AIG, the largest insurer in the United States with 74 million customers in 130 countries, and until recently, the largest worldwide, has this year posted losses of US$18 billion from guarantees it wrote on mortgage-backed derivatives.
AIG has already had to write down US$25 billion in "credit default swaps" (CDS) depreciation because of the drop in real estate values that they are pegged to.
Trying to shore up its finances, AIG is seeking a fresh infusion of capital, following its US$20 billion capital raising in May.
But Treasury Secretary Henry Paulson has ruled out investing any public funds in helping AIG.
"Let me say what is going on right now has got nothing to do with any bridge loan from the government," Paulson said Monday referring to the New York decision.

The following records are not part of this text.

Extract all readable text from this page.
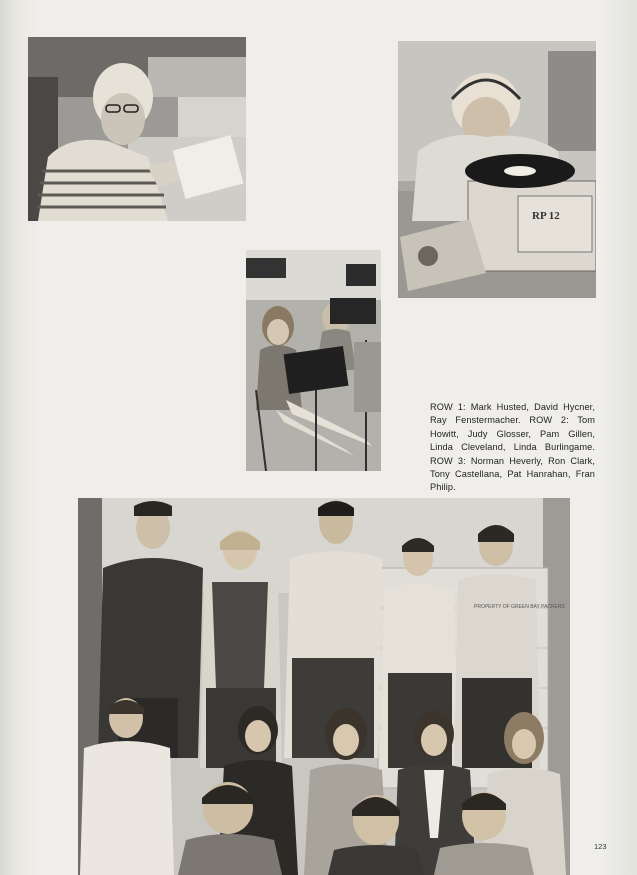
RP 12
ROW 1: Mark Husted, David Hycner, Ray Fenstermacher. ROW 2: Tom Howitt, Judy Glosser, Pam Gillen, Linda Cleveland, Linda Burlingame. ROW 3: Norman Heverly, Ron Clark, Tony Castellana, Pat Hanrahan, Fran Philip.
PROPERTY OF GREEN BAY PACKERS
123
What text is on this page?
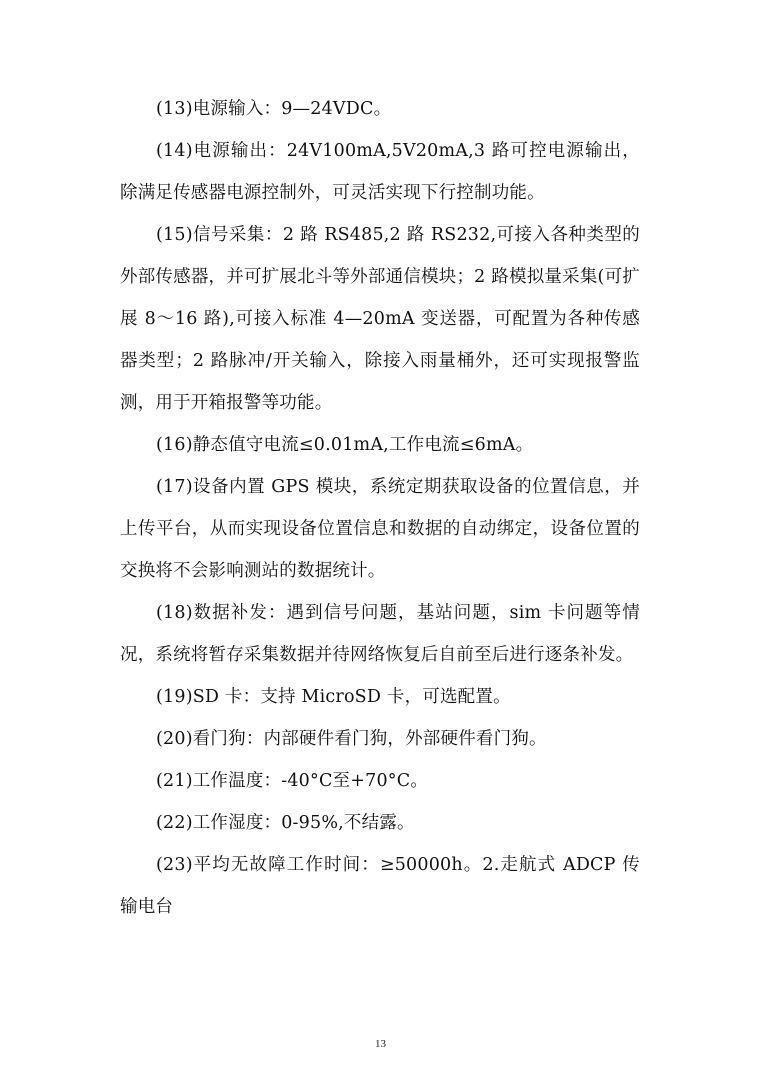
(13)电源输入：9—24VDC。

(14)电源输出：24V100mA,5V20mA,3 路可控电源输出，除满足传感器电源控制外，可灵活实现下行控制功能。

(15)信号采集：2 路 RS485,2 路 RS232,可接入各种类型的外部传感器，并可扩展北斗等外部通信模块；2 路模拟量采集(可扩展 8～16 路),可接入标准 4—20mA 变送器，可配置为各种传感器类型；2 路脉冲/开关输入，除接入雨量桶外，还可实现报警监测，用于开箱报警等功能。

(16)静态值守电流≤0.01mA,工作电流≤6mA。

(17)设备内置 GPS 模块，系统定期获取设备的位置信息，并上传平台，从而实现设备位置信息和数据的自动绑定，设备位置的交换将不会影响测站的数据统计。

(18)数据补发：遇到信号问题，基站问题，sim 卡问题等情况，系统将暂存采集数据并待网络恢复后自前至后进行逐条补发。

(19)SD 卡：支持 MicroSD 卡，可选配置。

(20)看门狗：内部硬件看门狗，外部硬件看门狗。

(21)工作温度：-40°C至+70°C。

(22)工作湿度：0-95%,不结露。

(23)平均无故障工作时间：≥50000h。2.走航式 ADCP 传输电台

13
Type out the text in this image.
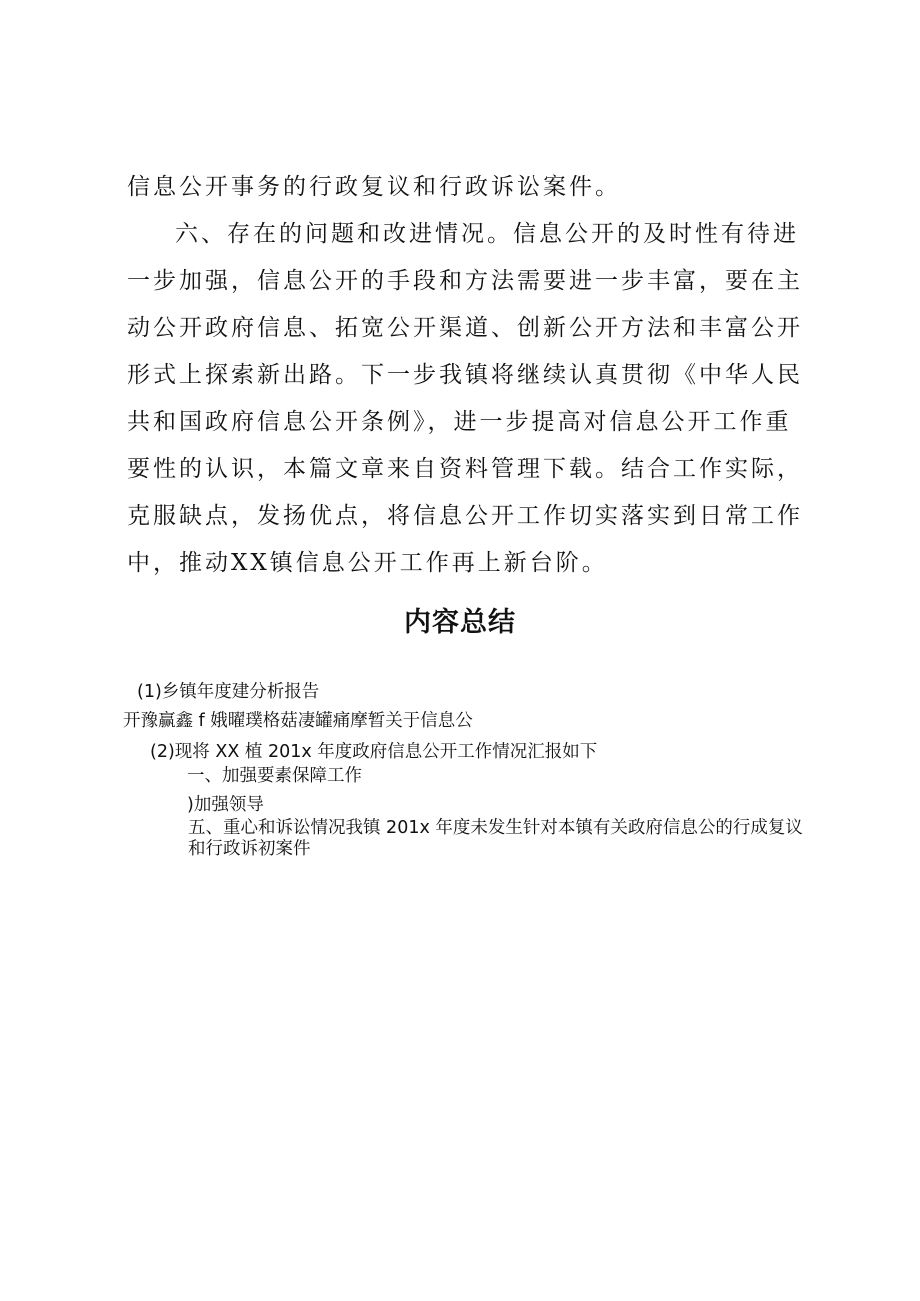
信息公开事务的行政复议和行政诉讼案件。

六、存在的问题和改进情况。信息公开的及时性有待进一步加强，信息公开的手段和方法需要进一步丰富，要在主动公开政府信息、拓宽公开渠道、创新公开方法和丰富公开形式上探索新出路。下一步我镇将继续认真贯彻《中华人民共和国政府信息公开条例》，进一步提高对信息公开工作重要性的认识，本篇文章来自资料管理下载。结合工作实际，克服缺点，发扬优点，将信息公开工作切实落实到日常工作中，推动XX镇信息公开工作再上新台阶。

内容总结

(1)乡镇年度建分析报告

开豫赢鑫 f 娥曜璞格菇凄罐痛摩暂关于信息公

(2)现将 XX 植 201x 年度政府信息公开工作情况汇报如下

一、加强要素保障工作

)加强领导

五、重心和诉讼情况我镇 201x 年度未发生针对本镇有关政府信息公的行成复议和行政诉初案件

"What's going on in New York is a private sector effort, again focused with dealing on an important issue that I think is important that a financial system work on right now."
According to business channel CNBC, the Treasury is trying to pressure the banks Goldman Sachs and JPMorgan Chase into putting together a US$70 to US$75 billion loan for AIG.
Unlike other insurers, AIG finds itself in the thick of the current crisis because of the high volume of credit fault swaps it has issued.
Credit default swaps are complex derivatives that insure investors against payment defaults by a bond issuer. They have created a complex intertwining between the ailing financial institutions, and exacerbated the current crisis.
According to a US Securities and Exchange filing, the company had an exposure of US$441 million worth of the instruments as of June 30, 2008.
The 89-year-old company is expected in the coming days to unveil a restructuring plan, which it is believed could include the sell-off of its plane-leasing unit, International Lease Finance Corporation, which manages a fleet of some 900 planes valued at about US$50 billion.